PW-10 Procesor V-Wah
Kiedy zaczynałem nagrywać swoją kolejną płytę pomyślałem, że trzeba czymś zaskoczyć słuchacza - wpadłem na pomysł użycia w nagraniach urządzenia BOSS PW-10, zwanego potocznie "kaczką". Nie było by w tym nic nadzwyczajnego, wszak na rynku tego rodzaju sprzętów jest sporo, gdyby nie specyficzne i nazwijmy to unikalne brzmienie tego efektu. Gdy po raz pierwszy wypróbowałem to urządzono miałem dość mieszane uczucia. Grałem na podobnych sprzętach i opinia o nich byłą zawsze mniej lub bardziej podzielona. Przy coraz dokładniejszej "penetracji" możliwości - zacząłem odkrywać coraz ciekawsze brzmienia.

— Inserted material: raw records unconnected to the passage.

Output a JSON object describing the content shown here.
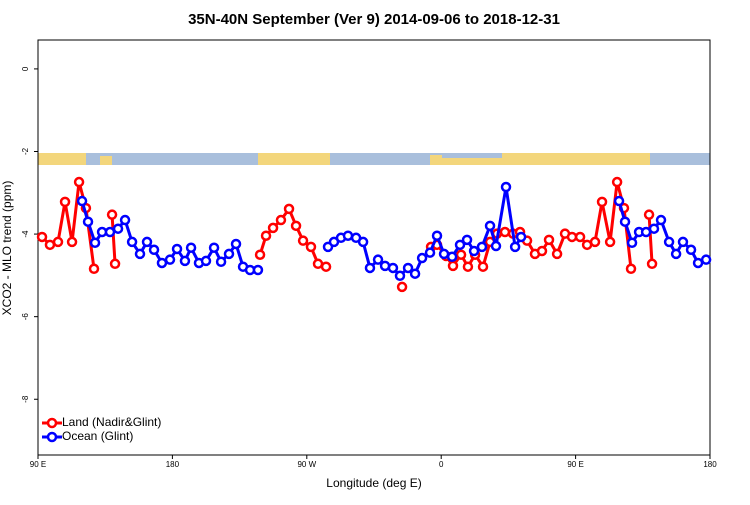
{
  "chart_data": {
    "type": "line",
    "title": "35N-40N September (Ver 9)   2014-09-06 to 2018-12-31",
    "x_label": "Longitude (deg E)",
    "y_label": "XCO2 - MLO trend (ppm)",
    "xlim": [
      90,
      540
    ],
    "ylim": [
      -9.35,
      0.7
    ],
    "xticks": [
      {
        "value": 90,
        "label": "90 E"
      },
      180,
      {
        "value": 270,
        "label": "90 W"
      },
      {
        "value": 360,
        "label": "0"
      },
      {
        "value": 450,
        "label": "90 E"
      },
      {
        "value": 540,
        "label": "180"
      }
    ],
    "yticks": [
      0,
      -2,
      -4,
      -6,
      -8
    ],
    "legend": "bottom-left",
    "series": [
      {
        "name": "Land (Nadir&Glint)",
        "color": "#ff0000",
        "x": [
          92.7,
          98.0,
          103.4,
          108.1,
          112.8,
          117.5,
          122.1,
          127.5,
          null,
          139.6,
          141.6,
          null,
          238.7,
          242.7,
          247.4,
          252.7,
          258.1,
          262.8,
          267.5,
          272.8,
          277.5,
          282.9,
          null,
          333.8,
          null,
          353.2,
          357.2,
          363.2,
          367.9,
          373.3,
          377.9,
          382.7,
          388.0,
          392.7,
          397.4,
          402.7,
          408.1,
          412.8,
          417.5,
          422.8,
          427.5,
          432.2,
          437.6,
          442.9,
          447.6,
          453.0,
          457.7,
          463.0,
          467.7,
          473.1,
          477.8,
          482.4,
          487.1,
          null,
          499.2,
          501.2
        ],
        "values": [
          -4.07,
          -4.26,
          -4.19,
          -3.22,
          -4.19,
          -2.74,
          -3.37,
          -4.84,
          null,
          -3.53,
          -4.72,
          null,
          -4.5,
          -4.04,
          -3.85,
          -3.66,
          -3.39,
          -3.8,
          -4.16,
          -4.31,
          -4.72,
          -4.79,
          null,
          -5.28,
          null,
          -4.31,
          -4.26,
          -4.53,
          -4.77,
          -4.5,
          -4.79,
          -4.5,
          -4.79,
          -4.19,
          -3.99,
          -3.95,
          -3.99,
          -3.95,
          -4.16,
          -4.48,
          -4.41,
          -4.14,
          -4.48,
          -3.99,
          -4.07,
          -4.07,
          -4.26,
          -4.19,
          -3.22,
          -4.19,
          -2.74,
          -3.37,
          -4.84,
          null,
          -3.53,
          -4.72
        ]
      },
      {
        "name": "Ocean (Glint)",
        "color": "#0000ff",
        "x": [
          119.5,
          123.5,
          128.2,
          132.9,
          138.2,
          143.6,
          148.3,
          153.0,
          158.3,
          163.0,
          167.7,
          173.0,
          178.4,
          183.1,
          188.4,
          192.5,
          197.8,
          202.5,
          207.9,
          212.6,
          217.9,
          222.6,
          227.3,
          232.0,
          237.3,
          null,
          284.2,
          288.2,
          292.9,
          297.6,
          303.0,
          307.7,
          312.3,
          317.7,
          322.4,
          327.7,
          332.4,
          337.8,
          342.5,
          347.2,
          352.5,
          357.2,
          361.9,
          367.3,
          372.6,
          377.3,
          382.0,
          387.3,
          392.7,
          396.7,
          403.4,
          409.5,
          413.5,
          null,
          479.1,
          483.1,
          487.8,
          492.5,
          497.2,
          502.5,
          507.2,
          512.6,
          517.3,
          521.9,
          527.3,
          532.0,
          537.4
        ],
        "values": [
          -3.2,
          -3.7,
          -4.21,
          -3.95,
          -3.95,
          -3.87,
          -3.66,
          -4.19,
          -4.48,
          -4.19,
          -4.38,
          -4.7,
          -4.62,
          -4.36,
          -4.65,
          -4.33,
          -4.7,
          -4.65,
          -4.33,
          -4.67,
          -4.48,
          -4.24,
          -4.79,
          -4.87,
          -4.87,
          null,
          -4.31,
          -4.19,
          -4.09,
          -4.04,
          -4.09,
          -4.19,
          -4.82,
          -4.62,
          -4.77,
          -4.82,
          -5.01,
          -4.82,
          -4.96,
          -4.58,
          -4.45,
          -4.04,
          -4.48,
          -4.55,
          -4.26,
          -4.14,
          -4.41,
          -4.31,
          -3.8,
          -4.29,
          -2.86,
          -4.31,
          -4.07,
          null,
          -3.2,
          -3.7,
          -4.21,
          -3.95,
          -3.95,
          -3.87,
          -3.66,
          -4.19,
          -4.48,
          -4.19,
          -4.38,
          -4.7,
          -4.62
        ]
      }
    ]
  }
}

Począwszy od bardzo głębokiego przyciemnienia barwy filtrami do szybkiego wyjścia sygnałem. Tak przerobiony sygnał wzbogacałem o dodatkowe przestery (od lekkich blues'owych do ciężkich, ciemnych, ostro rock'owych) - doszedłem do wniosku ze ta "kaczuszka" coraz bardziej mi się podoba. Bardzo ciekawe efekty uzyskałem używając wspomnianych przesterów razem z efektem "kaczki". Urządzenie wygląda bardzo profesjonalnie, a i sam ciężar jest spory jak na tego typu sprzęt - ale dzięki temu nie ucieka spod nogi i nie trzeba jej (kaczki) ganiać po estradzie.
Na koniec najważniejsze spostrzeżenie, które najczęściej umyka użytkownikom różnego rodzaju efektów podłogowych. Zazwyczaj słuchamy urządzenia jako samego bez innych instrumentów i jesteśmy pewni jego brzmienia. Zimny prysznic przychodzi dopiero gdy zaczyna brzmieć cały zespól. W tym wypadku opisywana "kaczka" okazała się fantastycznie brzmiącym efektem. Poziomy jak i pasmo okazały się perfekcyjnie wyregulowane i stonowane. Nie musiałem używać dodatkowych korektorów czy podobnych "dopalaczy", aby w finalnym produkcie uzyskać klarowną i pełną barwę. Produkt ten zdecydowanie można polecić wszystkim, poszukującym dobrego brzmienia swojej gitary.